Time is running out for effective comment on a move afoot in this country to bring newspapers under some form of statutory regulation. You haven't read much about it because newspapers these days are not as self-confident as they once were.
Until a few years ago, the press would have erupted in outrage at a Law Commission discussion document issued just before Christmas. Newspapers in liberal democracies have been fiercely protective of their independence of the state. They exercised every citizen's freedom of speech within its laws and wanted no special rights or even legal recognition.
A former editor of this newspaper, Peter Scherer, is well remembered for telling parliamentarians that if a proposed law needed to provide an exemption for the press they should think again about everybody's rights.
But he is 15 years retired. Today the words "news media" fatally appear in legislation, notably for exemptions to the Privacy Act and in the search and surveillance bill going through Parliament this week.
Over the same period that newspapers succumbed to legal recognition an even more fateful development occurred: the internet. New media have eroded the financial base of newspapers in a way that the arrival of broadcasting last century never did.
Newspaper companies are hedging their bets, investing in websites and no longer calling themselves newspaper companies. They have become "multi-media platforms" and want journalists to be jacks of all digital trades.
The Law Commission seized on this trend when it was asked by previous justice minister Simon Power to look at the accountability of news media, particularly websites operating below the radar of law enforcement.
The commission has failed to come up with a way to stop those sorts of sites breaking court suppression orders and the like. The best it can do is offer them carrots of respectability and recognition as news media in law if they voluntarily submit to a regulatory regime. As they say, good luck with that.
The proposed regime - a single regulator for all media - would be voluntary for those websites but possibly compulsory for newspapers and broadcasters that would be levied to help fund it.
It would have power to hear complaints, order corrections and apologies, and warn against any news gathering practices it considered improper. Those are reasonable checks on what media do, so reasonable that the newspaper industry finances its own complaints adjudication council and all self-respecting publications in New Zealand subscribe to it.
The Law Commission has modelled its proposed regulator on the existing Press Council with one significant difference - the commission's council would be a creature of Parliament, like the ombudsman perhaps.
Its members would be appointed by some sort of electoral college, not politicians, which would be an improvement on broadcasting's present regime. It would have a grant from taxation and be independent, the commission believes, of both the industry and politics.
New Zealand is not alone in this discussion. A similar Australian inquiry made its report this week, proposing a statutory authority, and in Britain the Leveson inquiry into the News of the World is probably going to suggest something stronger.

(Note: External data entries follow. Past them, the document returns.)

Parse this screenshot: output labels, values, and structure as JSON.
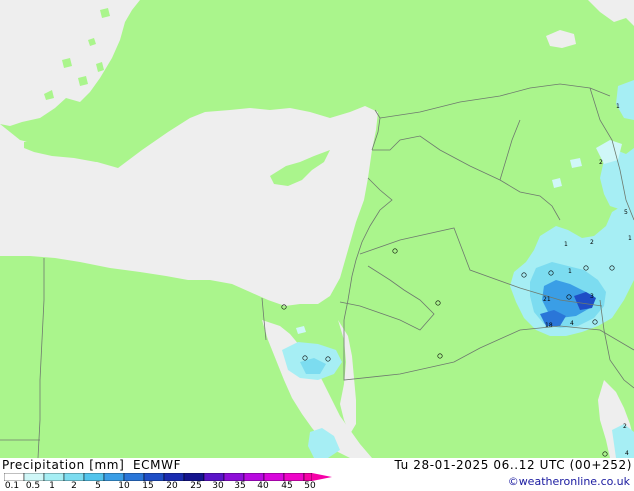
{
  "map": {
    "colors": {
      "land": "#aaf58c",
      "sea": "#eeeeee",
      "border": "#6e7a6e"
    },
    "cell_values": [
      "1",
      "2",
      "5",
      "1",
      "1",
      "2",
      "0",
      "1",
      "0",
      "0",
      "0",
      "21",
      "0",
      "3",
      "4",
      "18",
      "0",
      "0",
      "0",
      "0",
      "0",
      "0",
      "0",
      "2",
      "4",
      "0"
    ]
  },
  "legend": {
    "title": "Precipitation [mm]",
    "model": "ECMWF",
    "colors": [
      "#ffffff",
      "#d0f7f8",
      "#a6eef4",
      "#7cdcf0",
      "#52c4ec",
      "#3a9ee6",
      "#2a76d8",
      "#1e4ec6",
      "#1a2cb0",
      "#14148e",
      "#5a14c8",
      "#8e0ed8",
      "#b80ae0",
      "#d806dc",
      "#ee04c8",
      "#f602a8"
    ],
    "ticks": [
      "0.1",
      "0.5",
      "1",
      "2",
      "5",
      "10",
      "15",
      "20",
      "25",
      "30",
      "35",
      "40",
      "45",
      "50"
    ]
  },
  "datetime": "Tu 28-01-2025 06..12 UTC (00+252)",
  "credit": "©weatheronline.co.uk"
}
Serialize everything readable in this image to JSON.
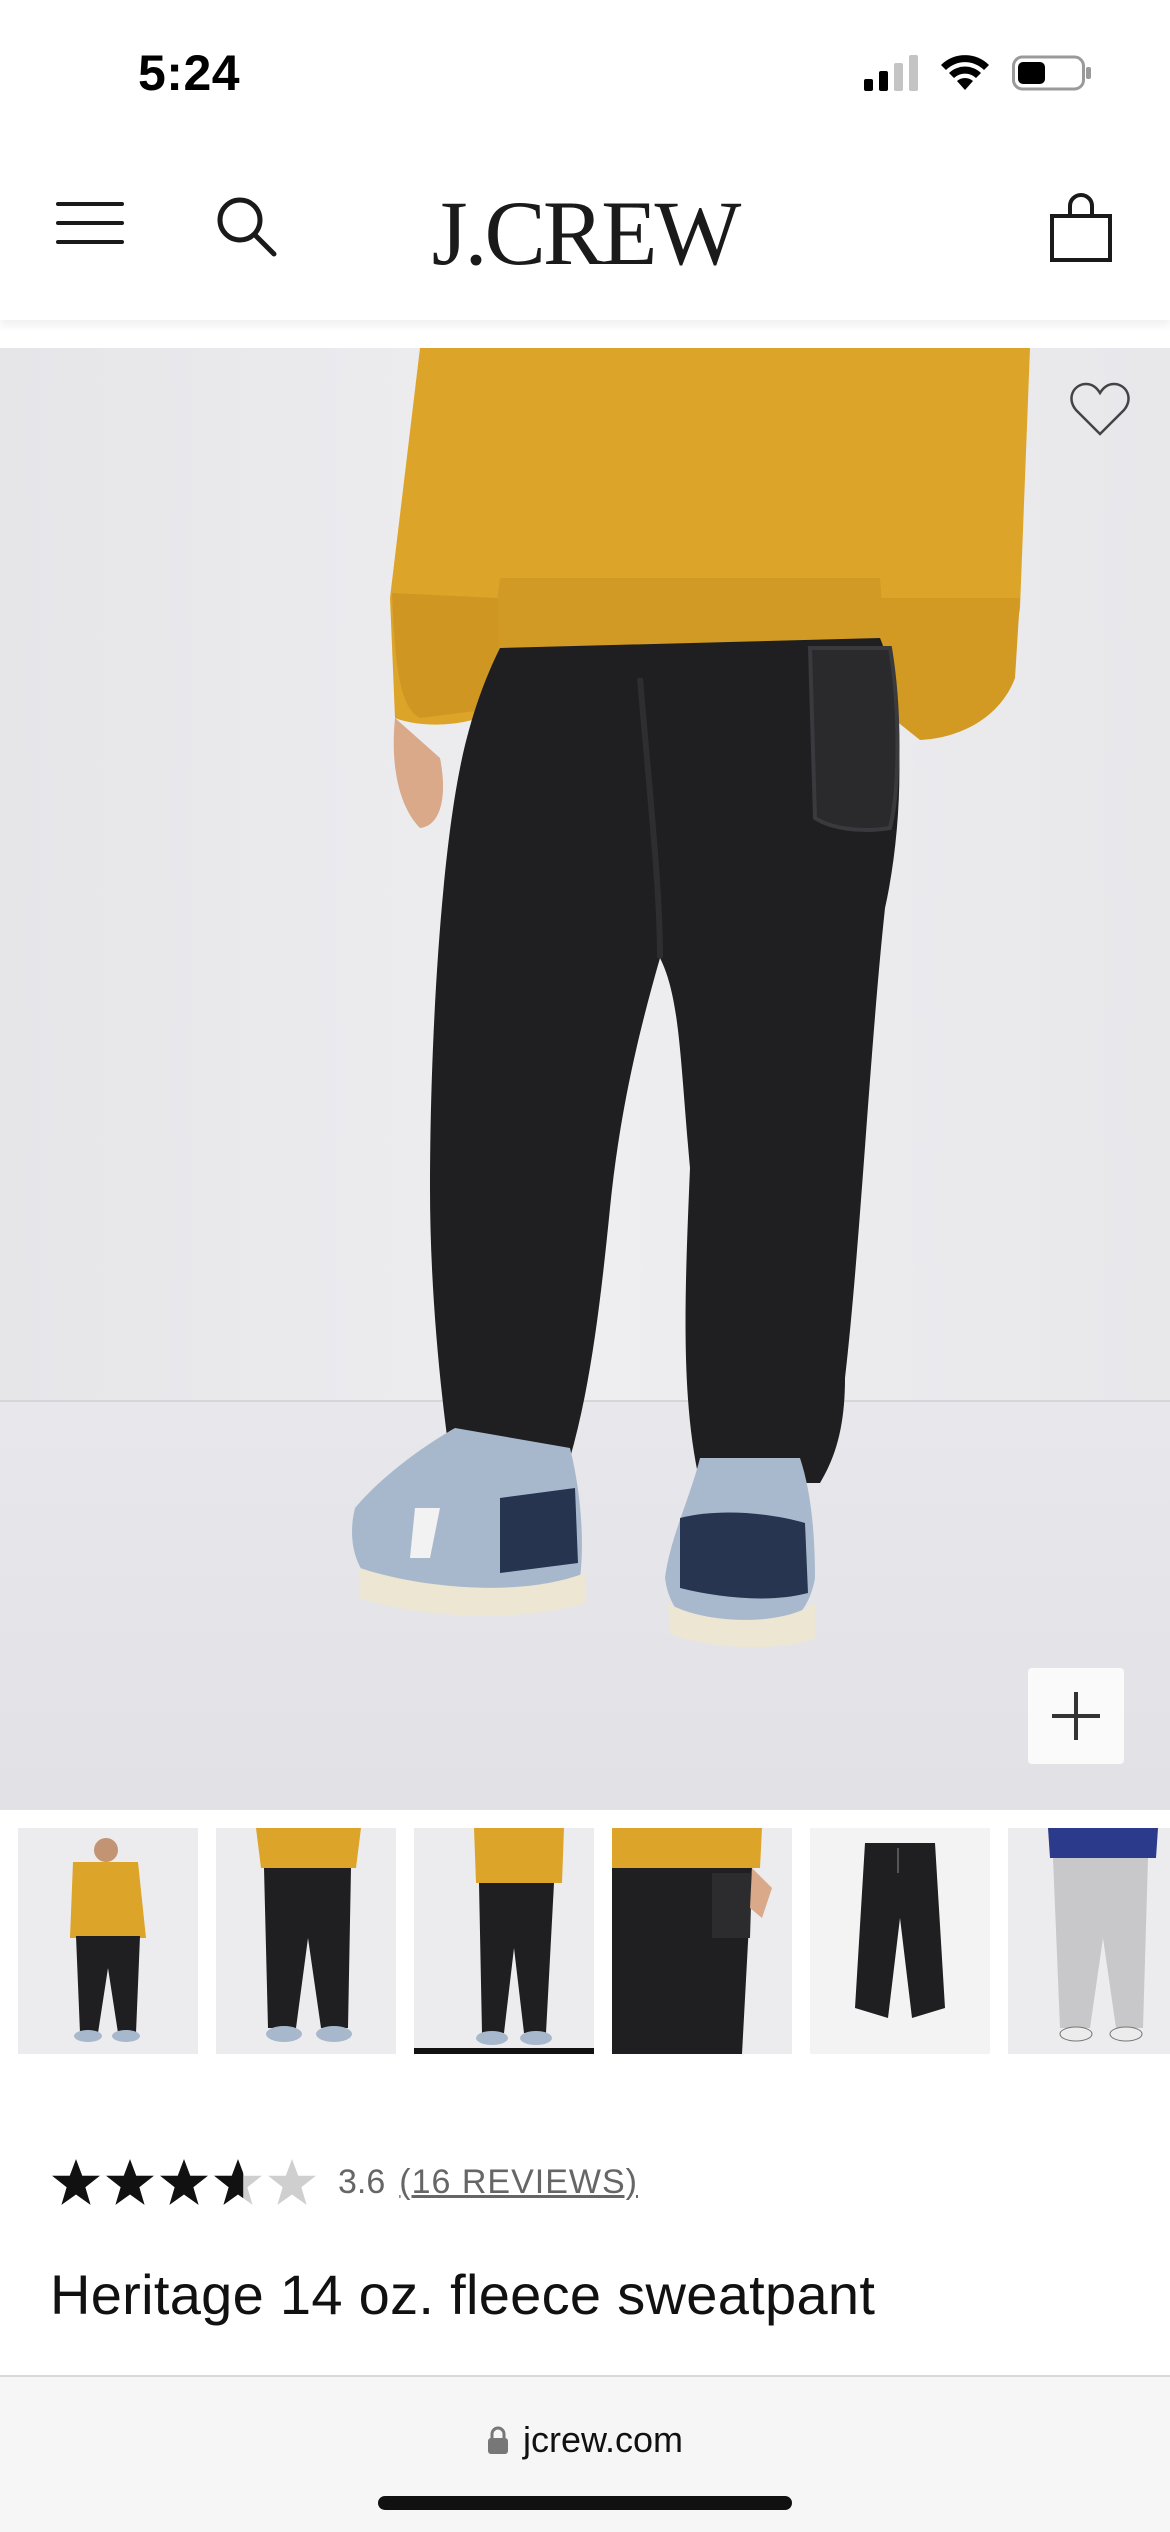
{
  "status_bar": {
    "time": "5:24",
    "battery_level_fraction": 0.45
  },
  "header": {
    "brand": "J.CREW"
  },
  "product": {
    "rating_value": "3.6",
    "rating_stars": 3.6,
    "reviews_link": "(16 REVIEWS)",
    "title": "Heritage 14 oz. fleece sweatpant",
    "thumbnails_count": 6,
    "selected_thumbnail_index": 2
  },
  "browser": {
    "url": "jcrew.com"
  },
  "icons": {
    "menu": "hamburger-icon",
    "search": "search-icon",
    "bag": "shopping-bag-icon",
    "wishlist": "heart-icon",
    "zoom": "plus-icon",
    "lock": "lock-icon"
  },
  "colors": {
    "sweatshirt": "#e0aa2a",
    "pants": "#1f1f21",
    "background": "#ebebee",
    "sneaker": "#a8b8cc"
  }
}
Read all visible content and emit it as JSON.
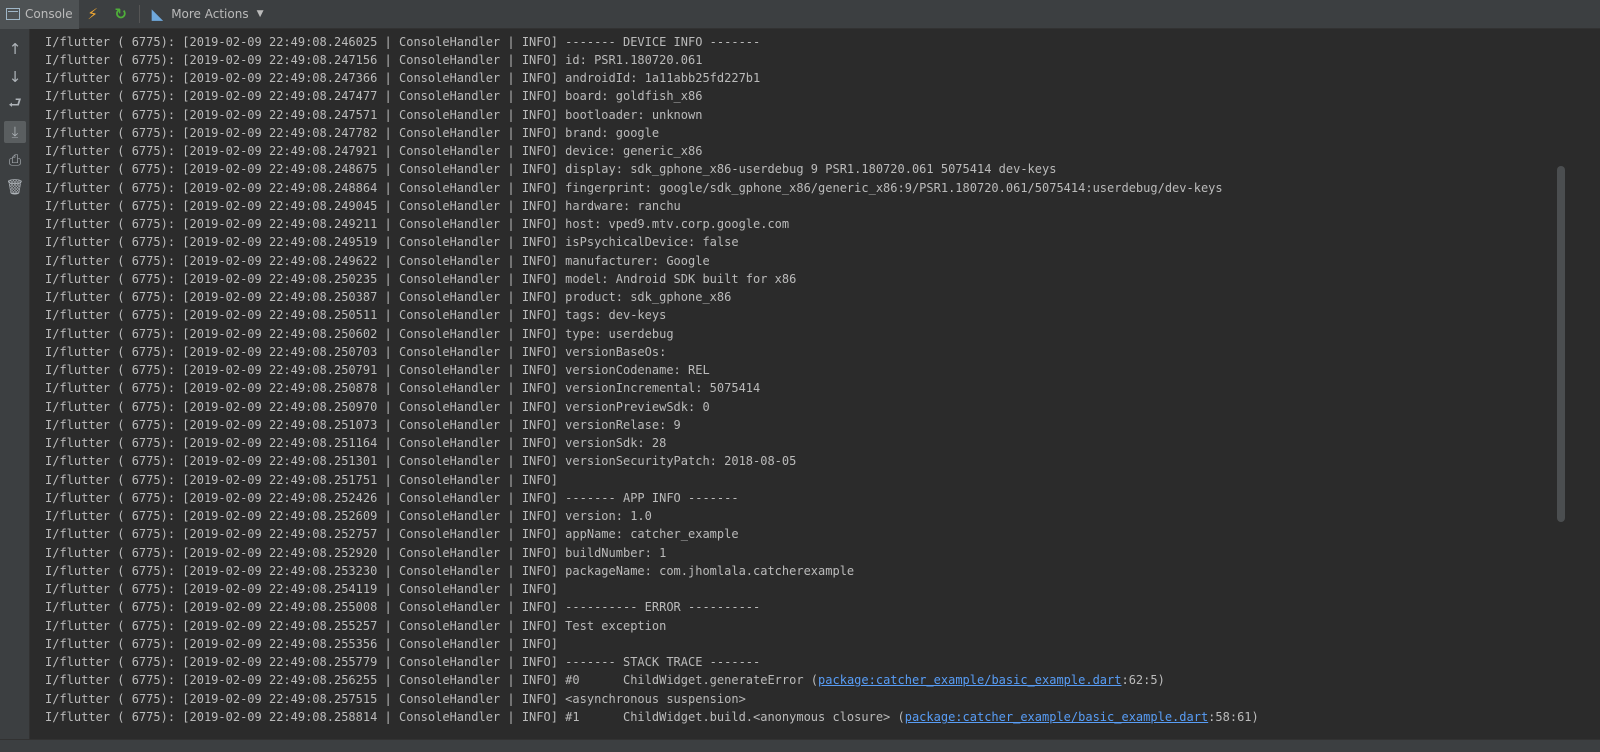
{
  "toolbar": {
    "console_tab_label": "Console",
    "more_actions_label": "More Actions",
    "hot_reload_icon": "lightning-icon",
    "hot_restart_icon": "reload-icon",
    "flutter_inspector_icon": "flutter-icon"
  },
  "left_bar": {
    "icons": [
      "up-arrow-icon",
      "down-arrow-icon",
      "soft-wrap-icon",
      "scroll-to-end-icon",
      "print-icon",
      "trash-icon"
    ]
  },
  "console": {
    "lines": [
      "I/flutter ( 6775): [2019-02-09 22:49:08.246025 | ConsoleHandler | INFO] ------- DEVICE INFO -------",
      "I/flutter ( 6775): [2019-02-09 22:49:08.247156 | ConsoleHandler | INFO] id: PSR1.180720.061",
      "I/flutter ( 6775): [2019-02-09 22:49:08.247366 | ConsoleHandler | INFO] androidId: 1a11abb25fd227b1",
      "I/flutter ( 6775): [2019-02-09 22:49:08.247477 | ConsoleHandler | INFO] board: goldfish_x86",
      "I/flutter ( 6775): [2019-02-09 22:49:08.247571 | ConsoleHandler | INFO] bootloader: unknown",
      "I/flutter ( 6775): [2019-02-09 22:49:08.247782 | ConsoleHandler | INFO] brand: google",
      "I/flutter ( 6775): [2019-02-09 22:49:08.247921 | ConsoleHandler | INFO] device: generic_x86",
      "I/flutter ( 6775): [2019-02-09 22:49:08.248675 | ConsoleHandler | INFO] display: sdk_gphone_x86-userdebug 9 PSR1.180720.061 5075414 dev-keys",
      "I/flutter ( 6775): [2019-02-09 22:49:08.248864 | ConsoleHandler | INFO] fingerprint: google/sdk_gphone_x86/generic_x86:9/PSR1.180720.061/5075414:userdebug/dev-keys",
      "I/flutter ( 6775): [2019-02-09 22:49:08.249045 | ConsoleHandler | INFO] hardware: ranchu",
      "I/flutter ( 6775): [2019-02-09 22:49:08.249211 | ConsoleHandler | INFO] host: vped9.mtv.corp.google.com",
      "I/flutter ( 6775): [2019-02-09 22:49:08.249519 | ConsoleHandler | INFO] isPsychicalDevice: false",
      "I/flutter ( 6775): [2019-02-09 22:49:08.249622 | ConsoleHandler | INFO] manufacturer: Google",
      "I/flutter ( 6775): [2019-02-09 22:49:08.250235 | ConsoleHandler | INFO] model: Android SDK built for x86",
      "I/flutter ( 6775): [2019-02-09 22:49:08.250387 | ConsoleHandler | INFO] product: sdk_gphone_x86",
      "I/flutter ( 6775): [2019-02-09 22:49:08.250511 | ConsoleHandler | INFO] tags: dev-keys",
      "I/flutter ( 6775): [2019-02-09 22:49:08.250602 | ConsoleHandler | INFO] type: userdebug",
      "I/flutter ( 6775): [2019-02-09 22:49:08.250703 | ConsoleHandler | INFO] versionBaseOs:",
      "I/flutter ( 6775): [2019-02-09 22:49:08.250791 | ConsoleHandler | INFO] versionCodename: REL",
      "I/flutter ( 6775): [2019-02-09 22:49:08.250878 | ConsoleHandler | INFO] versionIncremental: 5075414",
      "I/flutter ( 6775): [2019-02-09 22:49:08.250970 | ConsoleHandler | INFO] versionPreviewSdk: 0",
      "I/flutter ( 6775): [2019-02-09 22:49:08.251073 | ConsoleHandler | INFO] versionRelase: 9",
      "I/flutter ( 6775): [2019-02-09 22:49:08.251164 | ConsoleHandler | INFO] versionSdk: 28",
      "I/flutter ( 6775): [2019-02-09 22:49:08.251301 | ConsoleHandler | INFO] versionSecurityPatch: 2018-08-05",
      "I/flutter ( 6775): [2019-02-09 22:49:08.251751 | ConsoleHandler | INFO]",
      "I/flutter ( 6775): [2019-02-09 22:49:08.252426 | ConsoleHandler | INFO] ------- APP INFO -------",
      "I/flutter ( 6775): [2019-02-09 22:49:08.252609 | ConsoleHandler | INFO] version: 1.0",
      "I/flutter ( 6775): [2019-02-09 22:49:08.252757 | ConsoleHandler | INFO] appName: catcher_example",
      "I/flutter ( 6775): [2019-02-09 22:49:08.252920 | ConsoleHandler | INFO] buildNumber: 1",
      "I/flutter ( 6775): [2019-02-09 22:49:08.253230 | ConsoleHandler | INFO] packageName: com.jhomlala.catcherexample",
      "I/flutter ( 6775): [2019-02-09 22:49:08.254119 | ConsoleHandler | INFO]",
      "I/flutter ( 6775): [2019-02-09 22:49:08.255008 | ConsoleHandler | INFO] ---------- ERROR ----------",
      "I/flutter ( 6775): [2019-02-09 22:49:08.255257 | ConsoleHandler | INFO] Test exception",
      "I/flutter ( 6775): [2019-02-09 22:49:08.255356 | ConsoleHandler | INFO]",
      "I/flutter ( 6775): [2019-02-09 22:49:08.255779 | ConsoleHandler | INFO] ------- STACK TRACE -------"
    ],
    "link_lines": [
      {
        "prefix": "I/flutter ( 6775): [2019-02-09 22:49:08.256255 | ConsoleHandler | INFO] #0      ChildWidget.generateError (",
        "link": "package:catcher_example/basic_example.dart",
        "suffix": ":62:5)"
      },
      {
        "prefix": "I/flutter ( 6775): [2019-02-09 22:49:08.257515 | ConsoleHandler | INFO] <asynchronous suspension>",
        "link": "",
        "suffix": ""
      },
      {
        "prefix": "I/flutter ( 6775): [2019-02-09 22:49:08.258814 | ConsoleHandler | INFO] #1      ChildWidget.build.<anonymous closure> (",
        "link": "package:catcher_example/basic_example.dart",
        "suffix": ":58:61)"
      }
    ]
  }
}
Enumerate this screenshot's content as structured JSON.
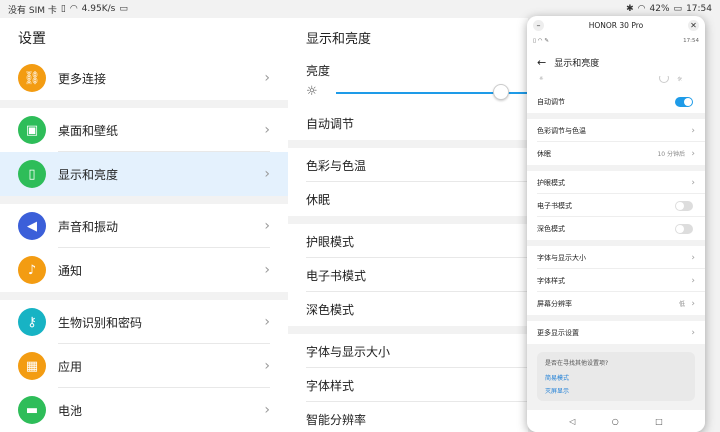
{
  "statusbar": {
    "carrier": "没有 SIM 卡",
    "speed": "4.95K/s",
    "battery": "42%",
    "time": "17:54"
  },
  "settings": {
    "title": "设置",
    "groups": [
      [
        {
          "label": "更多连接",
          "icon": "link-icon",
          "color": "#f39c12"
        }
      ],
      [
        {
          "label": "桌面和壁纸",
          "icon": "image-icon",
          "color": "#2ebd59"
        },
        {
          "label": "显示和亮度",
          "icon": "phone-brightness-icon",
          "color": "#2ebd59",
          "active": true
        }
      ],
      [
        {
          "label": "声音和振动",
          "icon": "speaker-icon",
          "color": "#3b5fd9"
        },
        {
          "label": "通知",
          "icon": "bell-icon",
          "color": "#f39c12"
        }
      ],
      [
        {
          "label": "生物识别和密码",
          "icon": "key-icon",
          "color": "#17b3c4"
        },
        {
          "label": "应用",
          "icon": "grid-icon",
          "color": "#f39c12"
        },
        {
          "label": "电池",
          "icon": "battery-icon",
          "color": "#2ebd59"
        }
      ]
    ]
  },
  "display": {
    "title": "显示和亮度",
    "brightness_label": "亮度",
    "brightness_level": 0.86,
    "auto_adjust": "自动调节",
    "color_temp": "色彩与色温",
    "sleep": "休眠",
    "eye_comfort": "护眼模式",
    "ebook": "电子书模式",
    "dark": "深色模式",
    "font_size": "字体与显示大小",
    "font_style": "字体样式",
    "resolution": "智能分辨率"
  },
  "phone": {
    "device_name": "HONOR 30 Pro",
    "status_time": "17:54",
    "header": "显示和亮度",
    "auto_adjust": "自动调节",
    "auto_adjust_on": true,
    "color_temp": "色彩调节与色温",
    "sleep": "休眠",
    "sleep_value": "10 分钟后",
    "eye_comfort": "护眼模式",
    "ebook": "电子书模式",
    "ebook_on": false,
    "dark": "深色模式",
    "dark_on": false,
    "font_size": "字体与显示大小",
    "font_style": "字体样式",
    "resolution": "屏幕分辨率",
    "resolution_value": "低",
    "more_display": "更多显示设置",
    "suggest_q": "是否在寻找其他设置项?",
    "suggest_link1": "简易模式",
    "suggest_link2": "灭屏显示"
  }
}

Freedom is so ingrained in the fabric of countries such as ours we suppose it can only be threatened with jackboots, truncheons or firing squads. In fact, it is more often threatened by nice people with reasonable proposals who let you discuss them and respect your view.
They always have the public interest on their side, though theirs is a state service view of the public good that does not include the social value of allowing some critical institutions to be truly independent.
It is usually fatal to try to counter their proposals with claims of public interest, though I fear this is what the newspaper industry's organised voices will try to do, if they fight statutory regulation at all. I am on the Press Council and it hasn't formed a view yet.
The mistake the commission is making in my view - and press freedom advocates often make it too - is the idea that freedom has to be justified by a public interest. Freedom does not. Freedom from state or public restriction is, or should be, the default setting of a liberal democracy. It should be restricted only for a clear, necessary and important reason.
The Law Commission's nominated reason is the trend it calls "media convergence", meaning the internet is blurring the distinction between print and broadcasting. Newspaper websites carry video these days and television sites carry text. Hence it would make sense to have one regulator for all.
It might be neat and tidy, but is it necessary? Nothing in the Law Commission's report suggests it has given nearly enough thought to the independence it wants newspapers to surrender.